Here is the canvas I’ve been working on to recreate the first image. Obviously there are differences in color, composition, and marks. I’m going to continue to work on this and see how it goes. There is a lot to be said of spontaneity. That is starting and creating directly on the canvas and then using a program to tweak the results.

I’m continuing this piece. It is a work in progress. I’ve just added the orange and now I’m letting it dry before I proceed. It’s scary touching a picture but it’s just paint. I keep telling myself that anyway. No pain, no gain.

I’ve continued to work on this piece. Now I’m adding what I call is the jewelry of a picture. The jewelry is those last touches that give it that pizazz. I don’t know if I’m finished. If you have any suggestions out there, I’d love to hear them.

Commission Works

It’s an amazing feeling when someone likes your work enough to purchase it. And even more special if they chosen you to do a special piece for them or a friend. Commissions are challenging because you’re not just pleasing yourself but you want to meet the expectations of the person who has asked you to create their piece.

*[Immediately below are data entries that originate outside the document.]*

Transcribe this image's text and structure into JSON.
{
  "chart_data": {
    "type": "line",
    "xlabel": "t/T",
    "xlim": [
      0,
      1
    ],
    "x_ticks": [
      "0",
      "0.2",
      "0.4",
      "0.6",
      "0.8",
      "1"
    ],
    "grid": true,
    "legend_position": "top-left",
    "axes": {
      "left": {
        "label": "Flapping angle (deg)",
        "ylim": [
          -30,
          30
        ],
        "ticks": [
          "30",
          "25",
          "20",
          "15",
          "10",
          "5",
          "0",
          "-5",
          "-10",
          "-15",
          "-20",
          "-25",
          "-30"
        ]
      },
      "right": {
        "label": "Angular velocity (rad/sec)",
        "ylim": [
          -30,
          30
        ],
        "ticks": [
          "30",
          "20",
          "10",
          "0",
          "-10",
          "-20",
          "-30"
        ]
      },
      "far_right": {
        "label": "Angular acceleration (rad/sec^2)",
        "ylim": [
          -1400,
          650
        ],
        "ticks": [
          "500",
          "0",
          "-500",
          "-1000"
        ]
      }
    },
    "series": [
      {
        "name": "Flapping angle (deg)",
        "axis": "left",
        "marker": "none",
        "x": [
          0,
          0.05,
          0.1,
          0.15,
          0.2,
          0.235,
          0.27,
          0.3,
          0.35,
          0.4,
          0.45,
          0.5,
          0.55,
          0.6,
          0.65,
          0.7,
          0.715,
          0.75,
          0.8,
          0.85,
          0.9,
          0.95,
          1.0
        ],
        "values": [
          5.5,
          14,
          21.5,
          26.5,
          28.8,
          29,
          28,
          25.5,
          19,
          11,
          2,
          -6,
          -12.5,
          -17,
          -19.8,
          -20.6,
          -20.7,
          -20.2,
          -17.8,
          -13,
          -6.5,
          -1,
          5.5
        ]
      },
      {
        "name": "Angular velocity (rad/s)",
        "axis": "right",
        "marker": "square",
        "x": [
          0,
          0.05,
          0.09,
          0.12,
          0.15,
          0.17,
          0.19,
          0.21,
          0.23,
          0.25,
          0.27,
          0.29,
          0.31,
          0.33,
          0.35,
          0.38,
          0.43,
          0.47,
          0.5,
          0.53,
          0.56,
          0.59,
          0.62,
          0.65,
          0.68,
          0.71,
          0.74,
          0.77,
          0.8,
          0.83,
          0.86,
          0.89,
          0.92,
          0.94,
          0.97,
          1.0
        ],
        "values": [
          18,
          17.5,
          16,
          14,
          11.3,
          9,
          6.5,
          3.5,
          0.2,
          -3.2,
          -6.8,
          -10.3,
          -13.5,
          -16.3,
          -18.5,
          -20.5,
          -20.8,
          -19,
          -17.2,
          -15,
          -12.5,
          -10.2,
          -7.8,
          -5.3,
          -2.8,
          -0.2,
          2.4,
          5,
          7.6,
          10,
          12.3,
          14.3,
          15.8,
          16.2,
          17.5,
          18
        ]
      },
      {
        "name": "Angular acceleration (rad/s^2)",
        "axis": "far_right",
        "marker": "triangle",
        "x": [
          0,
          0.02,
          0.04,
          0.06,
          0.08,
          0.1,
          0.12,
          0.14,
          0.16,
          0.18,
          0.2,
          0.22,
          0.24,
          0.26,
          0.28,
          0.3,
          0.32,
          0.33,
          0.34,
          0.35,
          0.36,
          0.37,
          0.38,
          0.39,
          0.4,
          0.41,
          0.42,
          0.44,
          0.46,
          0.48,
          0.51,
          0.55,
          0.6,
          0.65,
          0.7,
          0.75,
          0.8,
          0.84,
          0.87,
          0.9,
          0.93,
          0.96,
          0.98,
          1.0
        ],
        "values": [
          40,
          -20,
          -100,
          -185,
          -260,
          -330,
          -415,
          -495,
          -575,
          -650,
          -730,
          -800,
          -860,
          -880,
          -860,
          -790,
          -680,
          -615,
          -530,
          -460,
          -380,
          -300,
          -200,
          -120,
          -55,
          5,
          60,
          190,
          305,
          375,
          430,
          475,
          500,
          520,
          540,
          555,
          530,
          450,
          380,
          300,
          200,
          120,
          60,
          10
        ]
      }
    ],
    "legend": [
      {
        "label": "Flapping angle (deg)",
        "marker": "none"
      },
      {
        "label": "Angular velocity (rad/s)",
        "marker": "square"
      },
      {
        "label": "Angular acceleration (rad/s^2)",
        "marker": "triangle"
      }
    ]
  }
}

Below are some commissions I’ve done. Yes, they are dogs. People love their pets and is a typical subject for commissions.

This little guy was painted as a gift for a friend. It’s done in oil and is a small format of 8″ by 10″.

I painted this as a wedding gift. This is oil and again a small format of 9″ by 12″.

This is Bailey. It is my most recent commission. The medium is oil and the format is 16″ by 20″.

Prices range from $150 to 350$.

Creating an Abstract

Creating an abstract is a difficult genre. It needs balance, composition, and all the components of any great work of art regardless of genre. I thought I would go though a few steps in creating one of my pieces.

This is the beginning of a piece. I’m really just playing by creating marks and using a water bottle.

In this image, I’ve stated editing by removing shapes I’m not happy with and keeping those that work for me.
I’m continuing the editing process.
And finally I reach a stage I’m happy with. How do I know I’m finished. Because adding or subtracting will not improve upon what I have.